For an ever-growing number of people in our society, the last place they go looking for God is to a church or temple. Many people, especially younger people, want to live a spiritual life, but want to do so without a connection to any organized religion. Whether that’s because of scandals in the Church, disagreements with Church teachings or because the Church just seems irrelevant and disconnected from everyday life, the Church is a place that fewer people turn to.
When Mary and Joseph finally found Jesus, sitting in the Temple among the teachers, “they were astonished.” One of the hallmarks of authentic encounter with Jesus is that it often surprises us in some way. Throughout his public ministry, he repeatedly surprised those around him by his words, his behaviour and the people he associated with. As then, so it is today — Jesus can show up in our own lives in the places we least expect him. He is a living God, not one who fits into the boxes we inevitably create for him. He continually challenges and expands our understanding of who God is.
The surprise of finding Jesus, though, is a particular kind of surprise. Jesus normally doesn’t show up in totally random places, but in places which, in retrospect, should have been obvious. Though Mary and Joseph are initially astonished at finding Jesus in the Temple, he wonders why, asking why they even had to search: “Did you not know that I must be in my Father’s house?” The feeling of surprise on encountering Jesus is often shortly followed by a feeling of, “of course,” and I imagine that’s how Mary and Joseph felt, even if they didn’t fully understand.
Jesus can show up in our own lives in the places we least expect him. He is a living God, not one who fits into the boxes we inevitably create for him.
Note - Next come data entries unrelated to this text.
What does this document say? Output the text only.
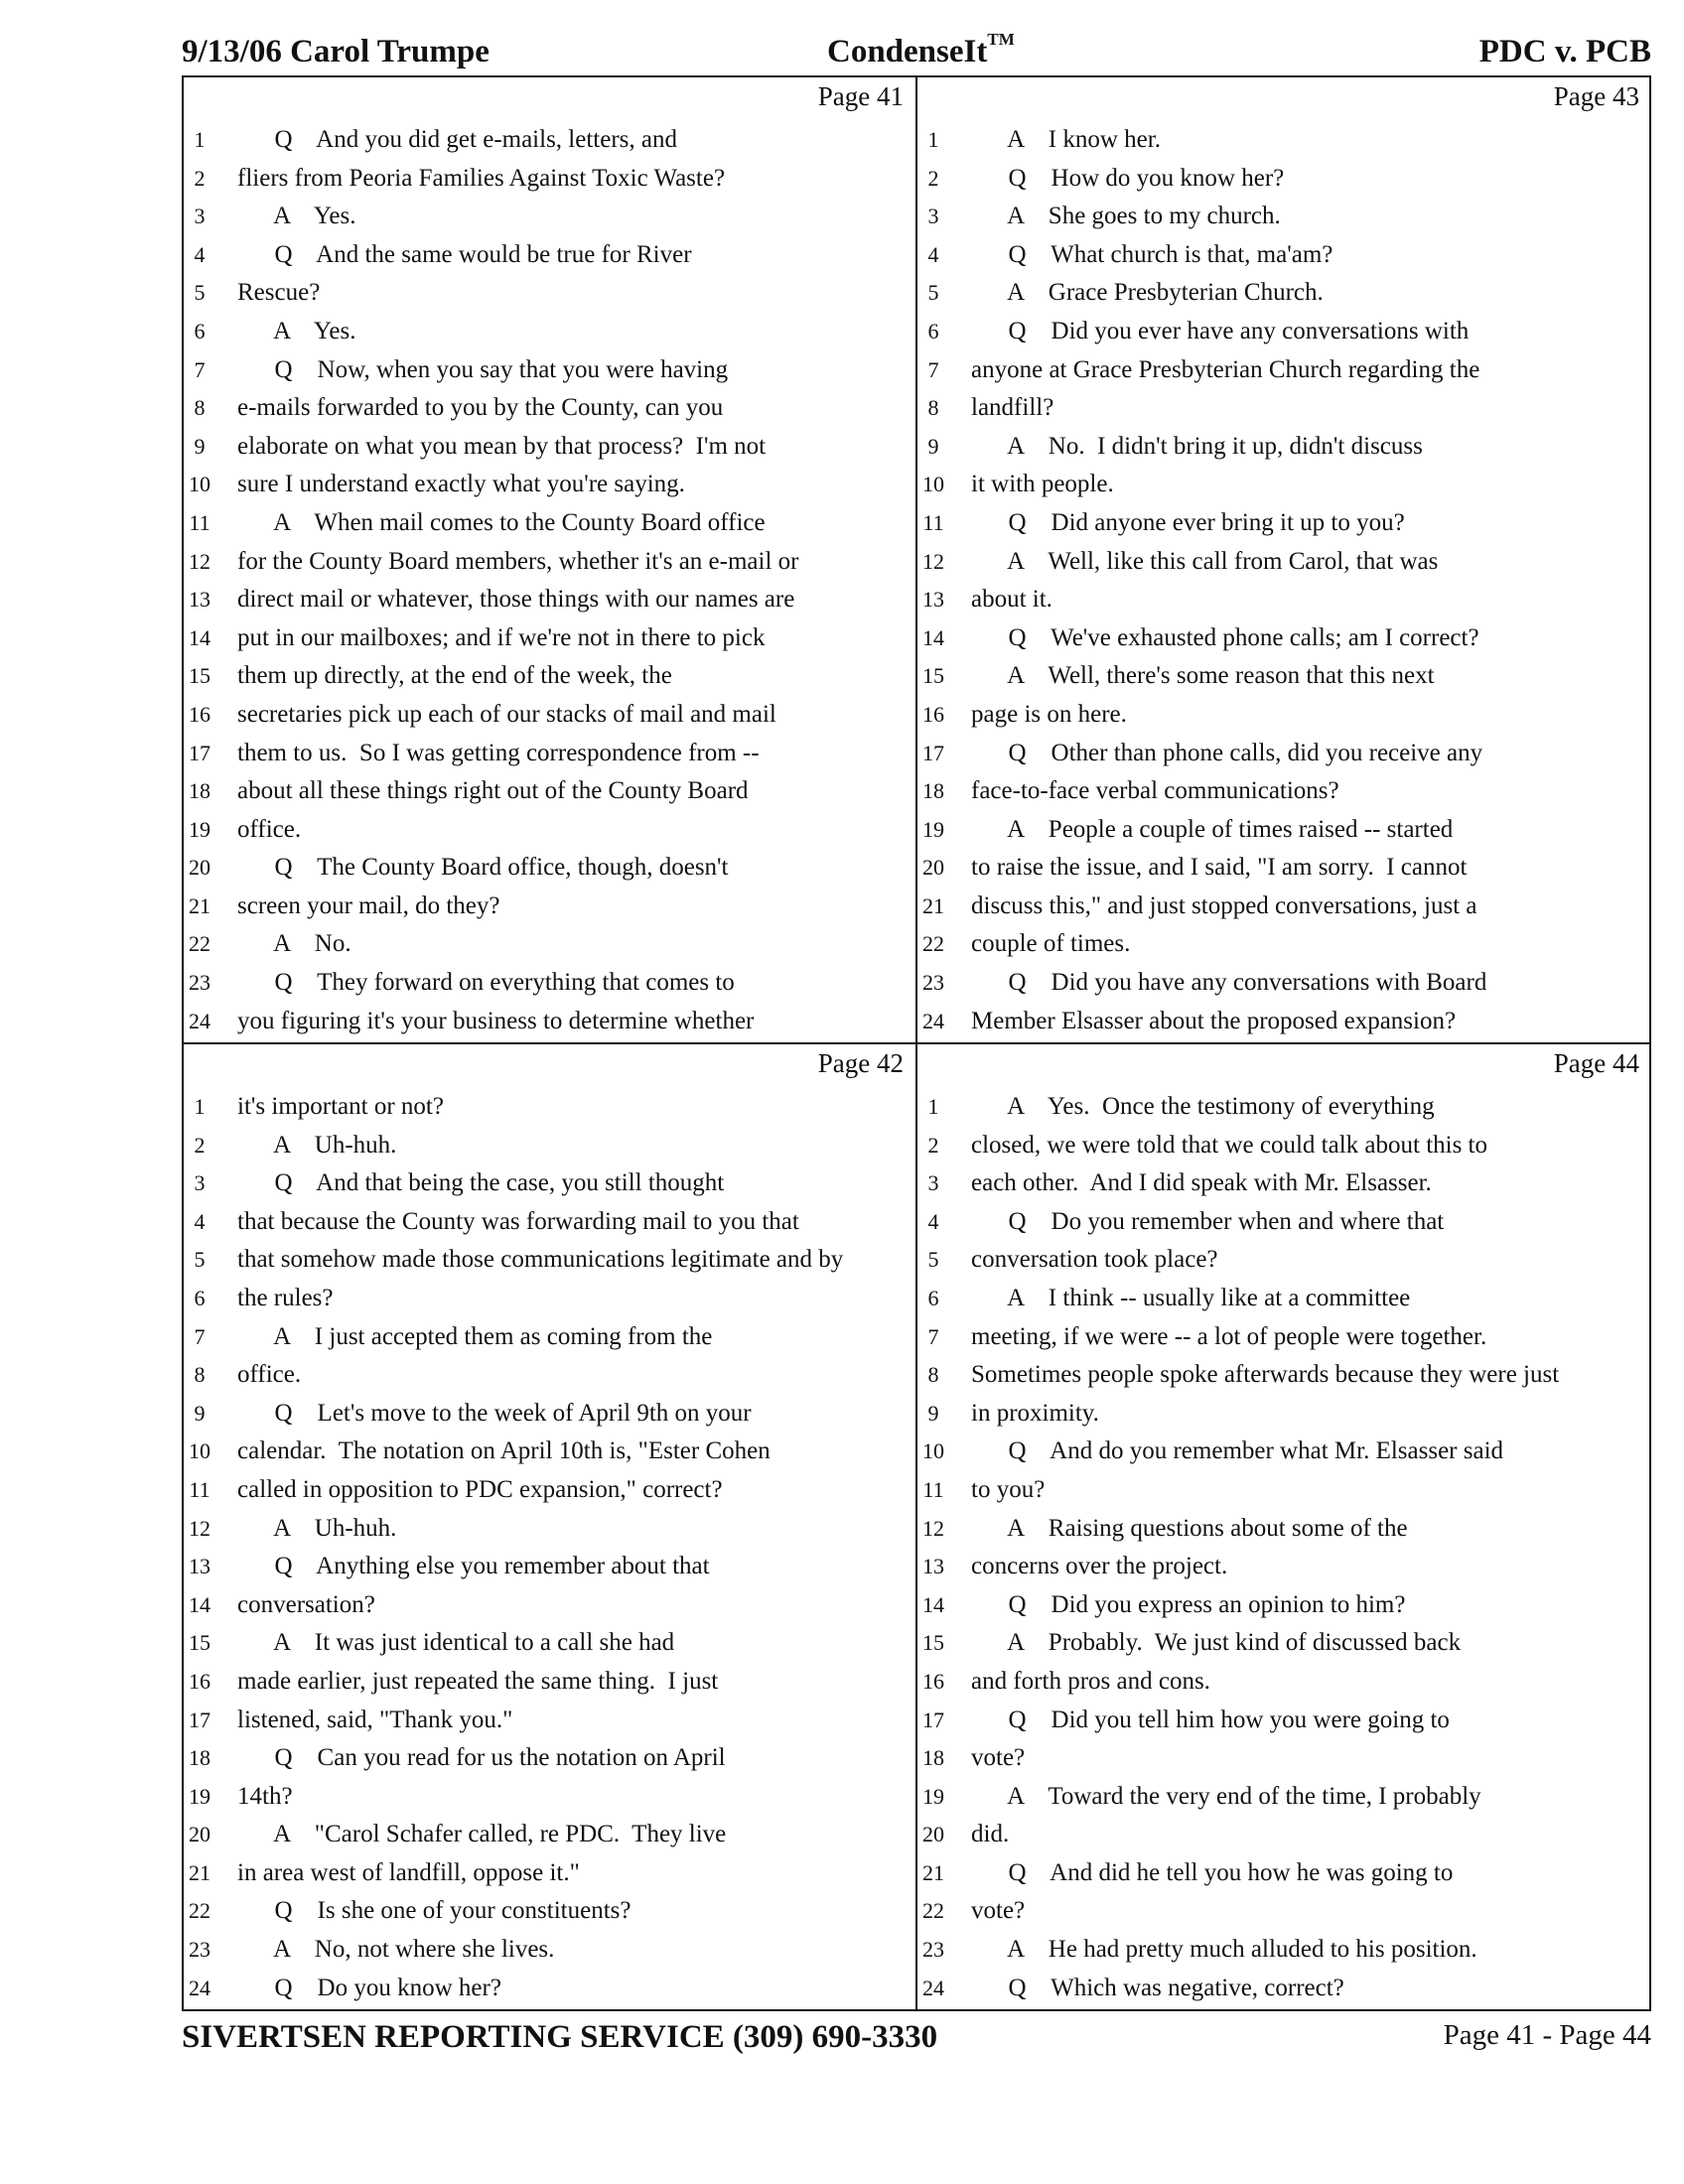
9/13/06 Carol Trumpe	CondenseIt™	PDC v. PCB
Page 41
1	Q    And you did get e-mails, letters, and
2	fliers from Peoria Families Against Toxic Waste?
3	A    Yes.
4	Q    And the same would be true for River
5	Rescue?
6	A    Yes.
7	Q    Now, when you say that you were having
8	e-mails forwarded to you by the County, can you
9	elaborate on what you mean by that process?  I'm not
10 sure I understand exactly what you're saying.
11 A    When mail comes to the County Board office
12 for the County Board members, whether it's an e-mail or
13 direct mail or whatever, those things with our names are
14 put in our mailboxes; and if we're not in there to pick
15 them up directly, at the end of the week, the
16 secretaries pick up each of our stacks of mail and mail
17 them to us.  So I was getting correspondence from --
18 about all these things right out of the County Board
19 office.
20 Q    The County Board office, though, doesn't
21 screen your mail, do they?
22 A    No.
23 Q    They forward on everything that comes to
24 you figuring it's your business to determine whether
Page 43
1	A    I know her.
2	Q    How do you know her?
3	A    She goes to my church.
4	Q    What church is that, ma'am?
5	A    Grace Presbyterian Church.
6	Q    Did you ever have any conversations with
7	anyone at Grace Presbyterian Church regarding the
8	landfill?
9	A    No.  I didn't bring it up, didn't discuss
10 it with people.
11 Q    Did anyone ever bring it up to you?
12 A    Well, like this call from Carol, that was
13 about it.
14 Q    We've exhausted phone calls; am I correct?
15 A    Well, there's some reason that this next
16 page is on here.
17 Q    Other than phone calls, did you receive any
18 face-to-face verbal communications?
19 A    People a couple of times raised -- started
20 to raise the issue, and I said, "I am sorry.  I cannot
21 discuss this," and just stopped conversations, just a
22 couple of times.
23 Q    Did you have any conversations with Board
24 Member Elsasser about the proposed expansion?
Page 42
1	it's important or not?
2	A    Uh-huh.
3	Q    And that being the case, you still thought
4	that because the County was forwarding mail to you that
5	that somehow made those communications legitimate and by
6	the rules?
7	A    I just accepted them as coming from the
8	office.
9	Q    Let's move to the week of April 9th on your
10 calendar.  The notation on April 10th is, "Ester Cohen
11 called in opposition to PDC expansion," correct?
12 A    Uh-huh.
13 Q    Anything else you remember about that
14 conversation?
15 A    It was just identical to a call she had
16 made earlier, just repeated the same thing.  I just
17 listened, said, "Thank you."
18 Q    Can you read for us the notation on April
19 14th?
20 A    "Carol Schafer called, re PDC.  They live
21 in area west of landfill, oppose it."
22 Q    Is she one of your constituents?
23 A    No, not where she lives.
24 Q    Do you know her?
Page 44
1	A    Yes.  Once the testimony of everything
2	closed, we were told that we could talk about this to
3	each other.  And I did speak with Mr. Elsasser.
4	Q    Do you remember when and where that
5	conversation took place?
6	A    I think -- usually like at a committee
7	meeting, if we were -- a lot of people were together.
8	Sometimes people spoke afterwards because they were just
9	in proximity.
10 Q    And do you remember what Mr. Elsasser said
11 to you?
12 A    Raising questions about some of the
13 concerns over the project.
14 Q    Did you express an opinion to him?
15 A    Probably.  We just kind of discussed back
16 and forth pros and cons.
17 Q    Did you tell him how you were going to
18 vote?
19 A    Toward the very end of the time, I probably
20 did.
21 Q    And did he tell you how he was going to
22 vote?
23 A    He had pretty much alluded to his position.
24 Q    Which was negative, correct?
SIVERTSEN REPORTING SERVICE (309) 690-3330	Page 41 - Page 44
After all, through his life and teaching, Jesus showed us where to find him: in Scripture, in the Eucharist, in prayer, in service to others, especially those who are poor and excluded. At the time many were astonished to find God at work outside of the Temple, consorting with women, with prostitutes, with tax collectors, with lepers, with Samaritans. In our day, many might be equally astonished to find that the living God is still at work inside the Church, even a Church subject to so many human failings.